Cronaca di un top annunciato

Dopo la prova generale di mercoledì scorso, è evidente come la Tosca che domani sera aprirà il 68° Maggio Musicale Fiorentino si avvii ad un facile successo.
L’allestimento scenico di Giorgio Barberio Corsetti e Cristian Taraborrelli, con i loro collaboratori Iaquone e Foti a video e luci, convince ed ha la giusta carica allusiva per punzecchiare e stimolare. Soprattutto nei primi due atti, ove ad una chiesa di Sant’Andrea in cui il sacro si fonde equivocamente con mura e corridoi in stile carcerario, risponde un Palazzo Farnese bureau ministeriale di  uno Scarpia mediatico, politico e dal velato sapore di “grande comunicatore”… ln Castel Sant’Angelo, invece, la scarna scenografia lascia il posto alla recitazione dei personaggi.
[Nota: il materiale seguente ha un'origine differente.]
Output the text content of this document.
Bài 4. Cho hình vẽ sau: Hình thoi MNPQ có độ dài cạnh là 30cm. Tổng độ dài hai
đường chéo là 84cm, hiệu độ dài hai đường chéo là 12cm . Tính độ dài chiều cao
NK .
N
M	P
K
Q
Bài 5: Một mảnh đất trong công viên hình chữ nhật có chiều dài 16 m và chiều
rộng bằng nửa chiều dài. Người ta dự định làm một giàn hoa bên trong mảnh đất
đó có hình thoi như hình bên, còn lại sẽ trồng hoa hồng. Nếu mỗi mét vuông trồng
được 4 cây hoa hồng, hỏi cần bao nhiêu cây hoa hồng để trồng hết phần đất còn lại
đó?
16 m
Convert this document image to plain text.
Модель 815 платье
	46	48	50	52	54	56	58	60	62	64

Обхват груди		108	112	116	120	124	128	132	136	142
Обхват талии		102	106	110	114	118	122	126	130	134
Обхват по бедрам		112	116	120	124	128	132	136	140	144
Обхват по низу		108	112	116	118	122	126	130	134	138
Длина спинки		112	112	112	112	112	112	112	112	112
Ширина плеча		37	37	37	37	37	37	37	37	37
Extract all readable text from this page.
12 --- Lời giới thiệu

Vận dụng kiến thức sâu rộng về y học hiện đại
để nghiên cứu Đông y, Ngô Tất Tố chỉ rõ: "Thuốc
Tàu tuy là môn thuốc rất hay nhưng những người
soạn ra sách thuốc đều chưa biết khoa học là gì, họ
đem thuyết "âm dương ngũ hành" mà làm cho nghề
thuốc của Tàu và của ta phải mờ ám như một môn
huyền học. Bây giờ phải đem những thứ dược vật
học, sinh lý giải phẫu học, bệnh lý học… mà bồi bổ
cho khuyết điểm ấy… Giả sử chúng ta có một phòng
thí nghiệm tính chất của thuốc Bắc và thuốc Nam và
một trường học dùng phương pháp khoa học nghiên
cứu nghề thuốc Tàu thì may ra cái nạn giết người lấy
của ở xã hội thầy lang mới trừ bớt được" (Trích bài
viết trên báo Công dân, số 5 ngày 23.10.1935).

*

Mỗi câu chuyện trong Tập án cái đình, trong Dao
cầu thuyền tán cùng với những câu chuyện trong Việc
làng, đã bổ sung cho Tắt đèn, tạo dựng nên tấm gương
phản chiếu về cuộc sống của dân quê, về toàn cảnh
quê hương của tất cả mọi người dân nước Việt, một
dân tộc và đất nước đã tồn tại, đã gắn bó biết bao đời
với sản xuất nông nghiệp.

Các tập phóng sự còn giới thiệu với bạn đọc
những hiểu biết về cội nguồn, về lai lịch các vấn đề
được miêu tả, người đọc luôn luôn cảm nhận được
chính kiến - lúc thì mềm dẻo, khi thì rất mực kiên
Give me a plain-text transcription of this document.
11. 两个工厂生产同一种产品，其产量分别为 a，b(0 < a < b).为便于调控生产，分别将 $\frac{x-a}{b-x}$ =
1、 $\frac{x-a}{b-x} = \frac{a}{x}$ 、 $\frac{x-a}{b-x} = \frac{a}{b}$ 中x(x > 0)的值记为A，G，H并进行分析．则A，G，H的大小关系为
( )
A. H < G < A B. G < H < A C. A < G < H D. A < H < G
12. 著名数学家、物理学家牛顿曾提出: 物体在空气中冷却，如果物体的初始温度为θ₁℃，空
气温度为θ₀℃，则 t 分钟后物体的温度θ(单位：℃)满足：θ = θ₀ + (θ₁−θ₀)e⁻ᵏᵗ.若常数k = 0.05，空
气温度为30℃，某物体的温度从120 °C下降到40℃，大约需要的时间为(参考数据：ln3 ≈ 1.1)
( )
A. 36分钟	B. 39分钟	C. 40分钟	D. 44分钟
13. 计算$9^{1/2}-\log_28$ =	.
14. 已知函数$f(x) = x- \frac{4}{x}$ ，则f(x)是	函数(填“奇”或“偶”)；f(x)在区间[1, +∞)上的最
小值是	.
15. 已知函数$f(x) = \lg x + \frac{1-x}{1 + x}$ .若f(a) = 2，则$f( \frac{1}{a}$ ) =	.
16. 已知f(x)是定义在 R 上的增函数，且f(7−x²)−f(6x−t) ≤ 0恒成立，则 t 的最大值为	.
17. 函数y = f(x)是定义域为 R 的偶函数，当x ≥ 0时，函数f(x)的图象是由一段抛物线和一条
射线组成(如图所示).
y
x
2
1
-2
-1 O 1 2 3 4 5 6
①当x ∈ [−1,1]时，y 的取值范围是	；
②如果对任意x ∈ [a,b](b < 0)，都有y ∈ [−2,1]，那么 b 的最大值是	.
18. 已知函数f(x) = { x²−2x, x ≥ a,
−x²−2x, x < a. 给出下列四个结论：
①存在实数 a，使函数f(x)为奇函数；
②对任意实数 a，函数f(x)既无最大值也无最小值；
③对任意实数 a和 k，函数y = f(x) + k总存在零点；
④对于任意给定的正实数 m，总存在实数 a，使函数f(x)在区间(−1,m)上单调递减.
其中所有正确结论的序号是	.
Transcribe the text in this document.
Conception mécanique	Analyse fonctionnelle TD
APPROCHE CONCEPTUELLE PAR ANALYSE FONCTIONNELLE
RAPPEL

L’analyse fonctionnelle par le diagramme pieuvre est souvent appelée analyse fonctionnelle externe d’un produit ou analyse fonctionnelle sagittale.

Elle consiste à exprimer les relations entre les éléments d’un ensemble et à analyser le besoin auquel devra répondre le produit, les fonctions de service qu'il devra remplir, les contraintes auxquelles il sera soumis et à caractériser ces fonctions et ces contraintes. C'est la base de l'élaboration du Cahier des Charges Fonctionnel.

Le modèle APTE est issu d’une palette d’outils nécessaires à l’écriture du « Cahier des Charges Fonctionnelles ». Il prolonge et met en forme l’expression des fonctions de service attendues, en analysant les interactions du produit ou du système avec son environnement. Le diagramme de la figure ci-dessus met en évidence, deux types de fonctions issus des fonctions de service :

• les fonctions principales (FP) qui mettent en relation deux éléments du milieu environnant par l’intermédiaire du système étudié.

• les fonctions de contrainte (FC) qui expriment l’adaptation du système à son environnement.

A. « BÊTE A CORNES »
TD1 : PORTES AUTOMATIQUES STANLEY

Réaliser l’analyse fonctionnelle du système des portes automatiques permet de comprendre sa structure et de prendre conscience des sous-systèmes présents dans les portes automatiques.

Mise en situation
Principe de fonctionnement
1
Il tutto è costellato da costumistica inizio secolo (Spoletta è tale e quale a Perlasca) e da un intenso ricorso alla proiezione video, alla quale è affidato il compito di catalizzare emozioni e ricordi dei personaggi.
Firenze tributerà le giuste acclamazioni a Violeta Urmana, in rapida ascesa verso la consacrazione tra le grandi star: dopo la magnifica Eboli del Don Carlo autunnale, lo switch da mezzosoprano a soprano drammatico avviene senza  traumi, grazie alle doti tecniche ed espressive dell’artista.
Il più grande artefice di questo successo mi appare però essere Zubin Mehta, che lungi da pause per il grave lutto che lo ha colpito in settimana, sale sul podio e, da rodato pucciniano, ci regala assieme all’orchestra una lettura memorabile, di impatto timbrico e cromatico eccezionale, per nulla retorica o scontata come spesso purtroppo è l’approccio a Puccini. Dalla sua bacchetta, l’orchestra, il cui suono fuoriesce spontaneo e naturale quanto rare volte a mia memoria, è portata ad indagare ogni più piccolo risvolto dinamico di una partitura che si riafferma modernissima – accorata e psicologica nel secondo atto, lussureggiante ma senza glamour nei grandi affreschi emozionali, veemente in certi passaggi. Merito di Mehta è anche quello di prendere per mano i cantanti, per cui Urmana si giova molto delle scelte di tempo nelle frasi più impervie per il suo registro.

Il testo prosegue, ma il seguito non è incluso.